Mais l’homme d’esprit ne disait rien, comme on put s’en convaincre, quand Fô l’eût présenté sous le nom fleuri de M. Deviroflay. Béhanzigue le prit aussitôt en grippe, et, après l’avoir contemplé de son œil de sanglier :

— J’ai connu quelqu’un de votre nom, lui dit-il, qui faisait des chapeaux — affreux. Votre père, sans doute ? L’homme d’esprit fit non de la tête, et ajouta :

— Je ne m’appelle pas Deviroflay.

— C’est donc ça, s’écria le Chinois, que vous avez tant grossi.

— Mais j’avais sa carte dans ma poche. Vous comprenez… Moi, je m’appelle…

Et il se tût.

— Mais c’est très dangereux, ces trucs là, affirma le baron de Béhant, avec férocité.

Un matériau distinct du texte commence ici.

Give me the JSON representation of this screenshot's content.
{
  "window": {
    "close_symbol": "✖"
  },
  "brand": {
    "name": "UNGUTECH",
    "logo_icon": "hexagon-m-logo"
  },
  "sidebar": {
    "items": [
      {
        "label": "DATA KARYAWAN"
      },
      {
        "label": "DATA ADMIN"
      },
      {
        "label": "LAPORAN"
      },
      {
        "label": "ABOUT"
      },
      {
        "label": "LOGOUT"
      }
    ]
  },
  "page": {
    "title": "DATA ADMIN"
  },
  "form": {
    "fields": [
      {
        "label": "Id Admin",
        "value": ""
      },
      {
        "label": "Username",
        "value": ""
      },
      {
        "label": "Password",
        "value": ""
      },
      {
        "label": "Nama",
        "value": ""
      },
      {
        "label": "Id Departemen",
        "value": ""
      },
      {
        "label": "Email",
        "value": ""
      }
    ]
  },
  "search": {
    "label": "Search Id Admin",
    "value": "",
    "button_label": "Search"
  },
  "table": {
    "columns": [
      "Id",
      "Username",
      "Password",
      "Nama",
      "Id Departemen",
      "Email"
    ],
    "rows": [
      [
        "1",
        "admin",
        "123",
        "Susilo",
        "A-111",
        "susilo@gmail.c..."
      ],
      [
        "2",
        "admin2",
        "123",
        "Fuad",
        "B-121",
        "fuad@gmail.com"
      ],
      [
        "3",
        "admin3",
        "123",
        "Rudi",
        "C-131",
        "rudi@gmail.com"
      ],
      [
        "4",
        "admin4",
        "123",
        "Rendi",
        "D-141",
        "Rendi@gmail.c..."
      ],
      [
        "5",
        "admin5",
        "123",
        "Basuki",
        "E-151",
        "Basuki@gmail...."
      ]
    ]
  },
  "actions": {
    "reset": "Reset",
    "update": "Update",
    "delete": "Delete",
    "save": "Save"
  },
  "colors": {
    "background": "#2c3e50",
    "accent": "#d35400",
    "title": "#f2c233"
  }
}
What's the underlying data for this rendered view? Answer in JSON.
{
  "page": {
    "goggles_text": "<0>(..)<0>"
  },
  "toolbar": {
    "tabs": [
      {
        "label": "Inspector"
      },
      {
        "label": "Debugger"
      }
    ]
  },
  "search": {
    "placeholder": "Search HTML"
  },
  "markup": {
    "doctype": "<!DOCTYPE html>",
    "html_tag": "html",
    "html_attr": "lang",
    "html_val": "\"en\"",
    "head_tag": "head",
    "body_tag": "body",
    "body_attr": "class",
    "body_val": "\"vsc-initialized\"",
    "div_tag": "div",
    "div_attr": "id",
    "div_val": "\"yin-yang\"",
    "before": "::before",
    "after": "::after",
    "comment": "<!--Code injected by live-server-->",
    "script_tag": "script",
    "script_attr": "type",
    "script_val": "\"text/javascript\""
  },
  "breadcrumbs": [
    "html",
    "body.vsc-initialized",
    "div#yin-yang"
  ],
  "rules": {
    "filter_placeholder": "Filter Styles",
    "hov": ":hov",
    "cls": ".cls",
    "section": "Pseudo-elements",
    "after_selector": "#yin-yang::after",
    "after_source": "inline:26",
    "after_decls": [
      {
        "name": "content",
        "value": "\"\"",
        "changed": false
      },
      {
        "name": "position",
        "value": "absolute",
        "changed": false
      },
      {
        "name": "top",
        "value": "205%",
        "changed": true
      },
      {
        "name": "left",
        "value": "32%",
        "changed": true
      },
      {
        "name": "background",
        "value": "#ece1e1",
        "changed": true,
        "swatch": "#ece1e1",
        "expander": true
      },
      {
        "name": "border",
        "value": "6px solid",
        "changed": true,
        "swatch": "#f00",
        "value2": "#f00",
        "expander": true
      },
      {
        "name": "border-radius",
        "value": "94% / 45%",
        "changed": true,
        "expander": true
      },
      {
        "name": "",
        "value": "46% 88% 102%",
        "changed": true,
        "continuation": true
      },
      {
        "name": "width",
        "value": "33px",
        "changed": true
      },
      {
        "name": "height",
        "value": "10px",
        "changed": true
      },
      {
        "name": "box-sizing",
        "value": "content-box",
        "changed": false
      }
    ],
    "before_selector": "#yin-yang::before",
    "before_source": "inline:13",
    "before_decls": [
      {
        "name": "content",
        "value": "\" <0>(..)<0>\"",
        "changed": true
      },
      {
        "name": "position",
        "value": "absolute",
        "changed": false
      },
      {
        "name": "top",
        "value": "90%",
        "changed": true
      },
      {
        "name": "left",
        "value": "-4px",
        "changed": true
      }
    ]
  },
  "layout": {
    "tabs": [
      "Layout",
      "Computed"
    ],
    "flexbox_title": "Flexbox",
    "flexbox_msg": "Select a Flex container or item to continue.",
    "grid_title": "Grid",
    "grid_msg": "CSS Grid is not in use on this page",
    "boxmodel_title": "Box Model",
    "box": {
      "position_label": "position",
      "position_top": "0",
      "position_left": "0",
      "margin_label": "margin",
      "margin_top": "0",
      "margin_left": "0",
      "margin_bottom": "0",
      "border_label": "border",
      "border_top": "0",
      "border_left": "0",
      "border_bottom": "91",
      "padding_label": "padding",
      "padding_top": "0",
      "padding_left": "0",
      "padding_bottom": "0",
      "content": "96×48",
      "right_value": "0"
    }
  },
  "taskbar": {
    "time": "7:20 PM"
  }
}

Entre tant, l’autre, penché vers Lœtitia, lui demandait avec un air de doute :

— Est-ce vrai qu’il vient ici des gens de la Tour Pointue ?

La modiste, trop jeune pour en être encore à cet argot désuet, crut qu’il était question de ce restaurant des Quais, sinistre aux canards, dont le maître d’hôtel venait de se noyer pour en avoir accommodé en six mois 3.514 de suite, à la Rouennaise.

— Oh non, dit-elle, c’est trop loin.

Il eut un soupir de mélancolie, et, se tournant vers Béhanzigue, lui répondit d’une voix creuse :

— Très dangereux. Mais ça jette de l’imprévu. Ainsi, je me rappelle…

Et l’homme d’esprit se tût, mais d’un silence si escarpé, si opaque, si définitif, d’un silence qu’on sentait que rien ne lui ferait rompre, que Lœtitia, qui le regardait avec la bouche, comme elle-même disait, en poussa un léger sifflement d’admiration.